Well-child visits focus on preventive health care, including the usual workup (height, weight, and physical examination). But Dr. Jindal also evaluates your child’s growth and development; determines whether your child has nutritional shortfalls; and addresses potential social, emotional, and behavioral challenges.
Well-child visits include immunizations and hearing and vision tests when needed. Dr. Jindal also screens for developmental disorders like autism and ADHD. She may order blood tests for cholesterol, glucose, or other health markers, depending on whether the results of the examination raise health concerns.
The well-child visit also provides time for parents to ask questions. Whether you’re not sure about a safety issue or you’re worried that potty training isn’t proceeding as it should, this is the time to get advice from Dr. Jindal.
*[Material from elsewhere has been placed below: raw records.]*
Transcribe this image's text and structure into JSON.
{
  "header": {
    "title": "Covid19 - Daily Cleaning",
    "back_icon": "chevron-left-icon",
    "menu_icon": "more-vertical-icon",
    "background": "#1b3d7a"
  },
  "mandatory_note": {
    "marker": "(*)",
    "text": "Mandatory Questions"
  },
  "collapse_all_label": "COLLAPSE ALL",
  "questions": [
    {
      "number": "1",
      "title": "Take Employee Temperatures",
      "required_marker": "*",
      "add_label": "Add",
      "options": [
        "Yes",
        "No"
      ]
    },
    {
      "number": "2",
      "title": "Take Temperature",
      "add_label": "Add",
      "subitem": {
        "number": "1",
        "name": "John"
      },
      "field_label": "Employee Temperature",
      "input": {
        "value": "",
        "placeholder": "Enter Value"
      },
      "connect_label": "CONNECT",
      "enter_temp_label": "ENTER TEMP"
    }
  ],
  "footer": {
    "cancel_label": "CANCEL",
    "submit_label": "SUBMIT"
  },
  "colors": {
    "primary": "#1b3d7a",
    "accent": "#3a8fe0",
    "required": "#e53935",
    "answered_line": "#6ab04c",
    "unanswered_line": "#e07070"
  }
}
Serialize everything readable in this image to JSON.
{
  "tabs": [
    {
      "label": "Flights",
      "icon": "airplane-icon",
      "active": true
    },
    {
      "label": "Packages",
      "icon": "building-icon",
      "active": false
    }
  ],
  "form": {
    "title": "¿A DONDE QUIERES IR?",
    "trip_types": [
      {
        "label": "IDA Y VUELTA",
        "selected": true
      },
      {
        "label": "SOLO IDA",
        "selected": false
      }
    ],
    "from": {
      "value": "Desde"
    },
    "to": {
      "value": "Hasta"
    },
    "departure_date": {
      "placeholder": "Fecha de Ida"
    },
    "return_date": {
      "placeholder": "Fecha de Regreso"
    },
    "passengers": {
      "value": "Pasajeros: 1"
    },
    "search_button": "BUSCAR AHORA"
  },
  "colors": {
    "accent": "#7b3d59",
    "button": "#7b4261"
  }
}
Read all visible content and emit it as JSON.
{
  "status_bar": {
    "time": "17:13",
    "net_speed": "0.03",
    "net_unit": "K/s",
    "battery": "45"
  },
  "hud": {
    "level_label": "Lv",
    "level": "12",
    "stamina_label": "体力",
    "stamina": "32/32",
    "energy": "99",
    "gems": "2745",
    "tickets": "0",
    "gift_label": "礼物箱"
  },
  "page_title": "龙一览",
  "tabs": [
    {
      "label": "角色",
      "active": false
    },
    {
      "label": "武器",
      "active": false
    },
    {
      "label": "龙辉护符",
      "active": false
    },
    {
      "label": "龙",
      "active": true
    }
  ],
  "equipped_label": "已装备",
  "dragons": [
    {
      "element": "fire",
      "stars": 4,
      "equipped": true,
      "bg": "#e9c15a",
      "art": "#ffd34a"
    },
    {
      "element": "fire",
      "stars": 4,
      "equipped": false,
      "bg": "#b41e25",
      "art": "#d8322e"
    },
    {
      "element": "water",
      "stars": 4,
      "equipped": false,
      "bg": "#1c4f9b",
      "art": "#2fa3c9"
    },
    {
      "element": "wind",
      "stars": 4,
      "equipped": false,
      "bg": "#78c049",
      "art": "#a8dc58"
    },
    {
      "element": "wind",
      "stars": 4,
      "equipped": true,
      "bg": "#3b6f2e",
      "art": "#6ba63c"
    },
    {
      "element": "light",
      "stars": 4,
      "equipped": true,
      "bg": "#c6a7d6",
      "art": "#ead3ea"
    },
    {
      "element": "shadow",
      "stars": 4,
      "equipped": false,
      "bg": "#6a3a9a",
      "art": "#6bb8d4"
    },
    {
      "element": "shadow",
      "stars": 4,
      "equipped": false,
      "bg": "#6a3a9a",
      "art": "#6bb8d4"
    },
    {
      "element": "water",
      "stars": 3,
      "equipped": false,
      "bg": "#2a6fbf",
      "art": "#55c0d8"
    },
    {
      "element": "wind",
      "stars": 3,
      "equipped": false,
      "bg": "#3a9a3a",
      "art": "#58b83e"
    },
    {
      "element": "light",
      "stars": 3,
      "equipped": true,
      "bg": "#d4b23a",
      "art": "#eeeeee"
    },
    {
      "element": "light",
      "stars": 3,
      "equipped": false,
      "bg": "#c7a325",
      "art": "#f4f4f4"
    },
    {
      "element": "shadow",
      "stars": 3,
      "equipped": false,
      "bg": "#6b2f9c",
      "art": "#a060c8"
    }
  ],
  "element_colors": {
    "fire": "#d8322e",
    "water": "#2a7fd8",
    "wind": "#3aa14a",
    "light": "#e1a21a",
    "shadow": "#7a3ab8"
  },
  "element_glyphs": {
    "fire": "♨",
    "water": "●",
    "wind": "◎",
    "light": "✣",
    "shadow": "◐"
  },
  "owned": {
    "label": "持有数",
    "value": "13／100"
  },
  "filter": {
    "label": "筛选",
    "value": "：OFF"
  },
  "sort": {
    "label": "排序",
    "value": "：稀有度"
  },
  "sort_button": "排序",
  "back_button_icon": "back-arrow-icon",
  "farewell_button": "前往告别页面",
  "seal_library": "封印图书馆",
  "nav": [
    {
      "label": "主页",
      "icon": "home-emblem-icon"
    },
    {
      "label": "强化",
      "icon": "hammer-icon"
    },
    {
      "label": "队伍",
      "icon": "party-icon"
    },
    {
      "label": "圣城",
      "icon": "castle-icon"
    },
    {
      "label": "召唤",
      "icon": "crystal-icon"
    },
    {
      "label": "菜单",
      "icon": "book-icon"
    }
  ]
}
Children receive more frequent well-child visits early in life. Newborns see the doctor during their first week, then get six more examinations to check their growth and health over their first year of life.
Well-child visits are scheduled at 15 months, 18 months, 24 months, and 30 months. Beginning at age three, children should come in for a well-child visit every year until they reach the age of 21.
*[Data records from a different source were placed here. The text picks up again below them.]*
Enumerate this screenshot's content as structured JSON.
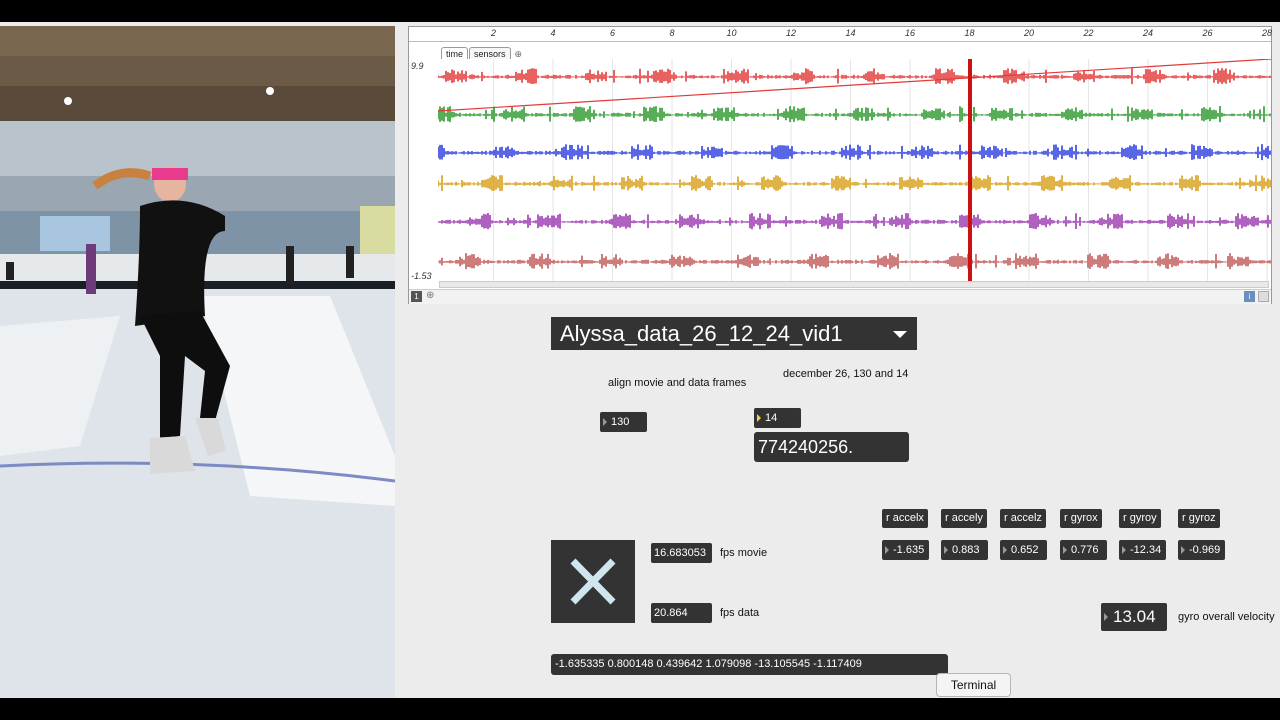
{
  "ruler": {
    "ticks": [
      "2",
      "4",
      "6",
      "8",
      "10",
      "12",
      "14",
      "16",
      "18",
      "20",
      "22",
      "24",
      "26",
      "28"
    ]
  },
  "plot": {
    "tabs": [
      "time",
      "sensors"
    ],
    "y_max_label": "9.9",
    "y_min_label": "-1.53",
    "footer_index": "1",
    "info_label": "i",
    "trace_colors": [
      "#e33a3a",
      "#2e9a2e",
      "#2f3fe0",
      "#d9a01a",
      "#9d3ab0",
      "#c25a5a"
    ],
    "cursor_color": "#cc1111"
  },
  "menu": {
    "selected": "Alyssa_data_26_12_24_vid1"
  },
  "labels": {
    "align": "align movie and data frames",
    "date_note": "december 26, 130 and 14",
    "fps_movie": "fps movie",
    "fps_data": "fps data",
    "gyro_overall": "gyro overall velocity"
  },
  "numbers": {
    "offset_a": "130",
    "offset_b": "14",
    "timestamp": "774240256.",
    "fps_movie": "16.683053",
    "fps_data": "20.864",
    "gyro_overall": "13.04"
  },
  "receivers": [
    {
      "name": "r accelx",
      "value": "-1.635"
    },
    {
      "name": "r accely",
      "value": "0.883"
    },
    {
      "name": "r accelz",
      "value": "0.652"
    },
    {
      "name": "r gyrox",
      "value": "0.776"
    },
    {
      "name": "r gyroy",
      "value": "-12.34"
    },
    {
      "name": "r gyroz",
      "value": "-0.969"
    }
  ],
  "message": "-1.635335 0.800148 0.439642 1.079098 -13.105545 -1.117409",
  "terminal_button": "Terminal"
}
The well-child visit is the perfect time to work together with Dr. Jindal to help your child overcome fears about seeing the doctor. She understands that some kids are shy or anxious, while others have sensory issues or developmental disorders that make it hard to tolerate crowded and noisy waiting rooms or the touch of instruments during an examination.
Contact the doctor before your appointment to talk about your child’s challenges. Suggest ideas for making the well-child visit more comfortable and less stressful. Let the doctor know specific steps that calm your child; for example, some children find it easier to relax when each step of the exam is explained before it happens.
You’re also welcome to schedule a tour of the office. When children have the opportunity to see the waiting room and exam room, and to meet the doctor and staff, they often feel less anxious about their next well-child visit.